The Beholder is much more courteous than the Juggernaut but subtly more terrifying. Most restroom stalls have a gap between the door and its frame.  While the Beholder won’t test the door, they instead will hover at the gap and peer through one eye into the stall to see if it is occupied, which always looks like this to me when I, in mid poop, look up and see their eye floating in the gap of the door:

One trademark of the Beholder is the abnormally long time it takes them to discern that yes, the shocked and fearful looking person on the toilet does in fact mean the stall is occupied.

The Shadow.

The Shadow is the most disconcerting member of the menagerie.  You clearly hear someone enter the restroom. You can even hear them approach the stalls and not the urinals.  You know the other stalls are occupied.  Then you hear…nothing.  The Shadow makes no noise.  And yet they are there.  Who are they?  How badly do they have to go?  Are they waiting patiently or impatiently?  Oh god, are they thinking I’m taking too long?  How long have I been in here?

The Shadow compounds your anxiety with their very silence.  Until you finish and rush out of the stall, being sure not to make eye contact as you mumble your apologies for taking so long.

Most of these scenarios are fairly benign, and I think by sharing this with you we become more comfortable and knowledgeable. The only real problems occur when some of the scenarios and denizens combine.

The cure for constipation by the way, no matter how bad it is, is the combination of shoddy lock and The Juggernaut.

6 comments

  1. Eric J says:

    This is hilarious. I was *just* talking to my girlfriend about this very problem at the lab I work at. I am a socially awkward penguin pooper and usually sit quietly until everyone is gone from the restroom and make as little noise as possible (even in privacy). Unfortunately, yesterday I was in there performing the ritual, when a coworker broke the silence like a stick of dynamite going off. I couldn’t help but laugh. Hard. Embarrassed, I wrapped up quickly, and made for the door, but was caught before I could finish washing my hands ;_;

  2. johnusmaximus says:

    It’s bad enough that corporate workplaces seem to have a poorly weighted toliet to individual ratio and a TP supplier who only sells things made from wafer thin sandpaper, but these very people exist to make the trip to the bathroom that much worse.
    A totally unexpected, yet hilarious read on this Sunday, thanks Stepto :)

  3. sibtrag says:

    Very funny.

    One thing I have learned about “aborting the process” is that whenever you find an office bathroom that is uncomfortably full, there is another bathroom either one floor above or below which is completely empty. I first formulated this hypothesis almost 20 years ago when, fresh out of grad school, I desperately needed to relieve myself. Unfortunately, so did a significant number of my colleagues, so there was a situation you did not mention…a line waiting to get in. I was on a business trip and had never been in that building before, but managed to navigate to the exact spot one floor below and found my Nirvana, a completely empty mens room.

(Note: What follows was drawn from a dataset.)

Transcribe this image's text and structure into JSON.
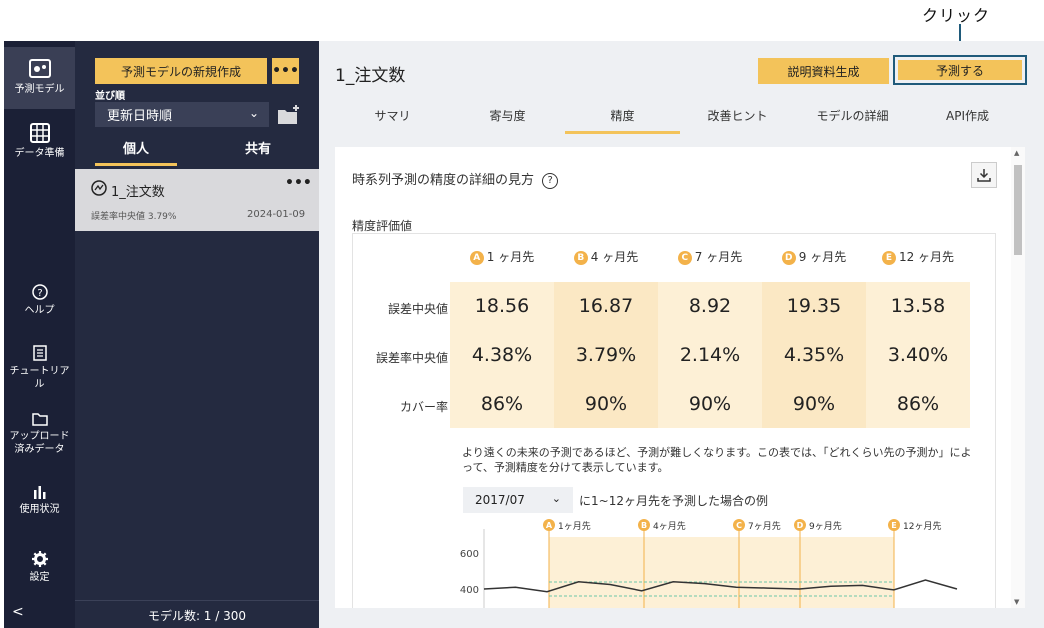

    I have since tested this in many different sites around the country during my time with IBM, and am surprised at how often it works.

    Next time…I try this trick in an unfamiliar building just before leaving for the airport for my return flight. When I leave the stall, I find the exit is badge-operated and doesn’t open for me.

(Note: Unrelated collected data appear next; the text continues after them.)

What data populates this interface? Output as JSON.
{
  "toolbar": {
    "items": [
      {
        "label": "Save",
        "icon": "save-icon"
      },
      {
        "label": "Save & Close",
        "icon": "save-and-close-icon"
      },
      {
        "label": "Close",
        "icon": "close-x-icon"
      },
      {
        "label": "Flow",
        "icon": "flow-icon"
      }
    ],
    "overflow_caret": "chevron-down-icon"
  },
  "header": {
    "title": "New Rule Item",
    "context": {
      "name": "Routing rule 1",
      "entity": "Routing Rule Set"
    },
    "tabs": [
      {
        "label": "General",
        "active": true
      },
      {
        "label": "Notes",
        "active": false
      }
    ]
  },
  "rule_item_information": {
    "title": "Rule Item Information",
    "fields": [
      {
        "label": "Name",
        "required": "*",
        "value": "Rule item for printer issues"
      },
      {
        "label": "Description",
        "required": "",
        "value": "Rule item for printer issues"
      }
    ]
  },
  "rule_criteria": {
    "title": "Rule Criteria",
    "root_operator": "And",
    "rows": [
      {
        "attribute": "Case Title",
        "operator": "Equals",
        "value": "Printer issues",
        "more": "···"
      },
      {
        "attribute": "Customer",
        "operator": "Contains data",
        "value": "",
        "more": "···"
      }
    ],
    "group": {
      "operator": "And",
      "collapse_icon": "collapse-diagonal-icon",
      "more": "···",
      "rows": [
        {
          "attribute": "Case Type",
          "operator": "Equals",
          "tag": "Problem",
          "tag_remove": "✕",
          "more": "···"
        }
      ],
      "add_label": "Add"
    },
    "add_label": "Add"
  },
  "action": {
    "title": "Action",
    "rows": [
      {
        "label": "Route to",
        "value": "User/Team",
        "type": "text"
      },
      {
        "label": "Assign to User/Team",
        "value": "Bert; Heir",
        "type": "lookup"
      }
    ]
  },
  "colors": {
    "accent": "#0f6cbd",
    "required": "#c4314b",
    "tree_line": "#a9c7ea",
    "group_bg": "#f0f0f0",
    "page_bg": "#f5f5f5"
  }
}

  4. Great information, lol. But I think you forgot one very important classification.

    “The Joker”.

    The equivalent of the class clown in high school. He is always looking for the laugh. Prey this dude is not on your bad side. If you happen to be in the bathroom when he walks in, you may:

    1) get the lights turned out on you
    2) hear them say things like “dang –insert name here– you must really had to crap” (identifying you by your shoes of course)
    3) or face the awkward stare from your coworkers as you exit the bathroom as he has made known to everyone that you’ve just taken a crap.

    • sibtrag says:

      Interesting, Clarence. I’ve never encountered that sort of person before. I expect that when I was playing the role of co-worker in scenario #3, I would respond “and why are you telling me this?” in an effort to restore normative behavior.